PROJECT SUMMARY
Pre-exposure prophylaxis (PrEP) using orally or topically delivered antiretroviral (ARV) drugs can prevent HIV
infection in susceptible, uninfected individuals. Adherence to the daily or monthly dosing regimens, however,
has emerged as a critical factor driving the clinical success of HIV PrEP. The poor adherence of some
participant groups in the ASPIRE trial of an intravaginal ring (IVR) delivering the non-nucleoside reverse
transcriptase inhibitor (NNRTI) dapivirine (DPV) indicates that multiple barriers to adherence exist, and
strategies beyond decreased dosing frequency will be required for successful implementation of an effective
non-vaccine, method to prevent HIV infection. “Long-acting” subdermal implant ARV formulations that maintain
protection for periods of 6 months, and preferably 1 year, or more may increase adherence by minimizing a
product's use demands once the initial product uptake decision is made.
We propose a resorbable subdermal implant Sustained/Extended Release Drug Delivery System (SER-DDS)

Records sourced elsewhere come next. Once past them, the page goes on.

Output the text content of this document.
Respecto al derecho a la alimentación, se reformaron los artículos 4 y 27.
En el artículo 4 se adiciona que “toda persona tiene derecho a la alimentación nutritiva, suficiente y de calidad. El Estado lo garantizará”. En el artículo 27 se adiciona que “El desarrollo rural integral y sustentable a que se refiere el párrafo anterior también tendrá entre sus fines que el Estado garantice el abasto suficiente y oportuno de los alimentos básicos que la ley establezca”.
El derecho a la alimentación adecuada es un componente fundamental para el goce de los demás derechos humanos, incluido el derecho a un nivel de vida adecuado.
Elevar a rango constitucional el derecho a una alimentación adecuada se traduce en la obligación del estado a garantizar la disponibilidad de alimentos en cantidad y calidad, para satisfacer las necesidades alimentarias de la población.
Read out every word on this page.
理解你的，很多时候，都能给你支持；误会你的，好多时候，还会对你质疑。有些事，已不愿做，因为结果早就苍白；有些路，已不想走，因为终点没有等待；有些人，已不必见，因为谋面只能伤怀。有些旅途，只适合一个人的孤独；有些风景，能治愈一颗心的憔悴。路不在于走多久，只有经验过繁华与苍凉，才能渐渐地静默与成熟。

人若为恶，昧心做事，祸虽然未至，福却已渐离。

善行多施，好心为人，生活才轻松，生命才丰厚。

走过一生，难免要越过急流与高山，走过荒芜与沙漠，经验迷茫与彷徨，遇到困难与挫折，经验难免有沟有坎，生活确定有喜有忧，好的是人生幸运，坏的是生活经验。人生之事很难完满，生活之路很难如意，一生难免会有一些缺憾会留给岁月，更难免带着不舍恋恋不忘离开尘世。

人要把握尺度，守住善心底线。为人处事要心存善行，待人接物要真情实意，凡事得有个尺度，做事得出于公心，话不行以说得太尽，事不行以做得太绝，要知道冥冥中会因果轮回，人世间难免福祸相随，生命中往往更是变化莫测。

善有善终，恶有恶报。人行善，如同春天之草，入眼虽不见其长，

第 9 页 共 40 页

delivering a novel ARV agent from the maturation inhibitor mechanistic class. The implant will be developed
through a three-tiered formulation development process employing design, fabrication, and in vitro studies
iteratively coupled with in vivo PK, degradation, safety, and efficacy studies in three animal models. The drug is
DFH-1160005, a novel betulin-derived, 2nd generation maturation inhibitor (MI) with single-digit nanomolar
potency against HIV and a robust resistance profile. The program objectives are to develop a safe and
effective SER-DDS for HIV prevention; understand the fundamental pharmacology of sustained, systemic
DFH-1160005 delivery in the context of vaginal and rectal HIV infection, and apply rigorous methodologies to
characterize implant degradation and evaluate safety and efficacy in preclinical in vivo models. In Aim 1, we
will formulate implants, measure drug release in vitro, and conduct PK studies in rats, sheep, and rhesus
macaques. In Aim 2, we will investigate SER-DDS degradation and resorption kinetics and mechanisms in vitro
and in vivo. In Aim 3, we will evaluate lead candidate SER-DDS safety in sheep and explore efficacy and PK-
pharmacodynamic relationships in a non-human primate rectal and vaginal challenge SHIV infection model.